An unexpected observation of this study was how many of the genes in the amplified region are associated with literature implicating their role in this cancer type (Table 1 and Table S1). Oncogene amplification is a well-known phenomenon in cancers, especially for Myc [44], and genes flanking Myc can be co-amplified. Parris et al. [54] noted that TAF2, NDRG1, and TRPS1 were among the genes co-amplified in breast cancer along with MYC on human chromosome 8q. The fact that 14 of the genes we identified in the amplified region are already described as OS markers suggests that many of these genes may cooperate in influencing OS progression and could be targets for intervention. Further studies comparing osteosarcomas with Myc amplification might be useful in defining which adjacent genes are most important in progression. Although the RNAseq data from UMR-106 is limited to a single experiment and the publicly available osteoblast data set is fairly small, we did detect a trend for genes in the amplified region as having increased expression (Table S1). However, this observation will require confirmation with further studies, especially with additional osteoblast sequences.

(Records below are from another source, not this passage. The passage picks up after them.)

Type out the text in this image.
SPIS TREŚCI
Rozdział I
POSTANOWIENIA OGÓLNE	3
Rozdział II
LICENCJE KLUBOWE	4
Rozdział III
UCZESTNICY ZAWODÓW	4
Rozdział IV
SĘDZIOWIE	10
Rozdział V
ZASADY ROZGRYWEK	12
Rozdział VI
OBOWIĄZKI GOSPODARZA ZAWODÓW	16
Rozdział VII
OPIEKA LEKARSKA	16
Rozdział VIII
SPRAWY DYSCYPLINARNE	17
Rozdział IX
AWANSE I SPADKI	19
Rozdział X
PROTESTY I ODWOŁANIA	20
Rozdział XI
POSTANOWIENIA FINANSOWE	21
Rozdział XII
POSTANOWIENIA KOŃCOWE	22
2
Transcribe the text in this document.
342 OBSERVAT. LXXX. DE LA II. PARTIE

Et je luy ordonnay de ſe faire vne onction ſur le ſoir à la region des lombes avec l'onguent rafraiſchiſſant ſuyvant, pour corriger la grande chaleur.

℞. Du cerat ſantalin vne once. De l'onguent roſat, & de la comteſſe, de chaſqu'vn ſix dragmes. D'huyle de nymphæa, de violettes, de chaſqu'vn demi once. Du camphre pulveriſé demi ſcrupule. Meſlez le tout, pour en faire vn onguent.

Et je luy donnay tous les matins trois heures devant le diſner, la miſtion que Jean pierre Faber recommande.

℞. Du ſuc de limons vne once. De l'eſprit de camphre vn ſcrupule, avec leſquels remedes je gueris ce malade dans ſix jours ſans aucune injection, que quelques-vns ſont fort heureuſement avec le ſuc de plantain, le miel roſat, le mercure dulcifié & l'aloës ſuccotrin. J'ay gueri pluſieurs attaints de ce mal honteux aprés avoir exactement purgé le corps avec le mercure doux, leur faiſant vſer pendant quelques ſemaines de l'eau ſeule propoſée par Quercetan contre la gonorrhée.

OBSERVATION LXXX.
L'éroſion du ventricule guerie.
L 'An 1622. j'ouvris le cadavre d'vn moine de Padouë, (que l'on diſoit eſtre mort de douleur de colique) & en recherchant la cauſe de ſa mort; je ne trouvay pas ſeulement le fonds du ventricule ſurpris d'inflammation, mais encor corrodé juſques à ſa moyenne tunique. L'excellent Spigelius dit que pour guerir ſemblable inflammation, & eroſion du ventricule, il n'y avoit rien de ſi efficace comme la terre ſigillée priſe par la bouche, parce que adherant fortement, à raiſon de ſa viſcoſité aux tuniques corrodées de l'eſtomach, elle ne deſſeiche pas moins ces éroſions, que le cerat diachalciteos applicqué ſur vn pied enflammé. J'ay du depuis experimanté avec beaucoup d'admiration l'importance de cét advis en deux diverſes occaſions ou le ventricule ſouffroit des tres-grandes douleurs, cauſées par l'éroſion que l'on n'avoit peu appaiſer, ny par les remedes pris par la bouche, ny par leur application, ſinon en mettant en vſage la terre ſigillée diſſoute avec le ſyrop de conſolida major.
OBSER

This report is a non-exhaustive overview of a single rat osteosarcoma cell line that has been used for over 50 years. The study’s purpose was to explore the advantages of long DNA methods to more rapidly, thoroughly, and rigorously characterize this cell line. Because we only studied a single osteosarcoma line from one species, we cannot unequivocally conclude which changes are most significant in determining the tumor phenotype. However, the commonality of shared genes from human, rat, and canine [45] osteosarcomas and other tumors with Myc amplification suggests shared pathways occur across species. The fact that so many co-amplified genes we observed surrounding Myc are reported as OS markers suggests that they are either commonly amplified passengers along with Myc or have functions that augment Myc. The methods we highlight here are rapid and comprehensive but do require high molecular weight DNA, so they will be limited to fresh samples or established cell lines. We expect that the use of optical mapping and long-read sequencing will simplify the study of amplification and chromothripsis and will provide a deeper understanding of genome architecture in cancer, perhaps providing new strategies for treatment.